The Mask of Prosperity is a group exhibition that takes shape around the role inheritance has across multiple dimensions of our lives. Inheritance is commonly understood as a will, a promise of ownership that ensures the passing down and accumulation of property and capital from one generation to the next. For many, this topic strikes a personal chord, demanding reflection on one’s relationships with ancestors and what we would like to endow our descendants with. This exhibition expands on this strand of thinking and is posed as an inquiry that probes the tensions between which legacies we choose to acquire, hold on to, or reject across culture and personal life. 

Newly commissioned contributions by Caroline Kent and Nate Young, Eli Greene, Katherine Simóne Reynolds, Gabrielle Octavia Rucker, and S*an D. Henry-Smith emerged from conversations with some of these artists over the past two years. Artists and spouses Caroline Kent and Nate Young present a collaborative installation that holds a legacy of their dedication to an uncompromising work ethic embedded in their practices. Katherine Simóne Reynolds meditates on her parents’ marriage, their divorce, her father’s death, and her inheritance through opaque and transparent display approaches that reveal the existence of a predatory industry that preys on and profits off estate heirs.

Eli Greene’s installation of light boxes offers a resting place for family photographs, drawings, and found objects, giving them new purposes that never lose connections to their origins. Gabrielle Octavia Rucker’s asemic writing—an abstract and intuitive calligraphic writing form—and its translation into the Latin alphabet examines the loss of one’s language and sense of home due to systemic poverty.
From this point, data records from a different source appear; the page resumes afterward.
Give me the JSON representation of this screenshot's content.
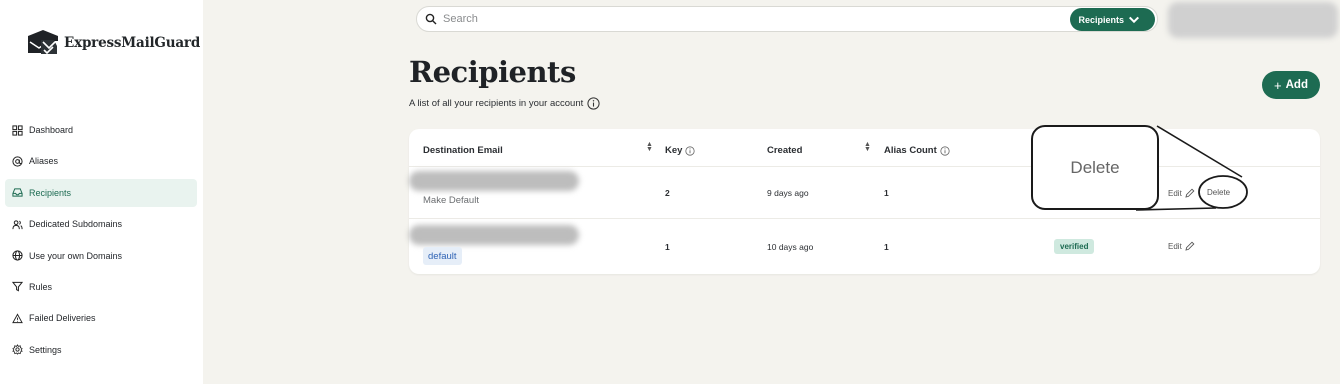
{
  "app": {
    "name": "ExpressMailGuard"
  },
  "sidebar": {
    "items": [
      {
        "label": "Dashboard",
        "icon": "dashboard-icon"
      },
      {
        "label": "Aliases",
        "icon": "at-icon"
      },
      {
        "label": "Recipients",
        "icon": "inbox-icon",
        "active": true
      },
      {
        "label": "Dedicated Subdomains",
        "icon": "users-icon"
      },
      {
        "label": "Use your own Domains",
        "icon": "globe-icon"
      },
      {
        "label": "Rules",
        "icon": "filter-icon"
      },
      {
        "label": "Failed Deliveries",
        "icon": "warning-icon"
      },
      {
        "label": "Settings",
        "icon": "gear-icon"
      }
    ]
  },
  "search": {
    "placeholder": "Search",
    "scope": "Recipients"
  },
  "page": {
    "title": "Recipients",
    "subtitle": "A list of all your recipients in your account",
    "add_label": "Add"
  },
  "table": {
    "columns": [
      "Destination Email",
      "Key",
      "Created",
      "Alias Count"
    ],
    "rows": [
      {
        "email_action": "Make Default",
        "key": "2",
        "created": "9 days ago",
        "alias_count": "1",
        "status": "",
        "edit": "Edit",
        "delete": "Delete"
      },
      {
        "email_badge": "default",
        "key": "1",
        "created": "10 days ago",
        "alias_count": "1",
        "status": "verified",
        "edit": "Edit"
      }
    ]
  },
  "callout": {
    "label": "Delete"
  },
  "colors": {
    "accent": "#1d6b52",
    "background": "#f4f3ee"
  }
}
A central concern in the exhibition is, how do we come into possession of material and intangible things and what are their lasting impressions on determining our sense of self? The featured artists present richly varied reflections interrogating how legacies linked to language, property, social movement, and moral principles intensify to possibly build a prosperous life. The scenes in life collected and animated in The Mask of Prosperity capture intimate pursuits to parse out unfinished business with loss, grief, past, present, and future. These scenes, born from the artists’ keen observation of their kinship structures, political environments, and private lives, are rendered into a mirror in which we can also recognize inheritance’s meaning and value in our lives.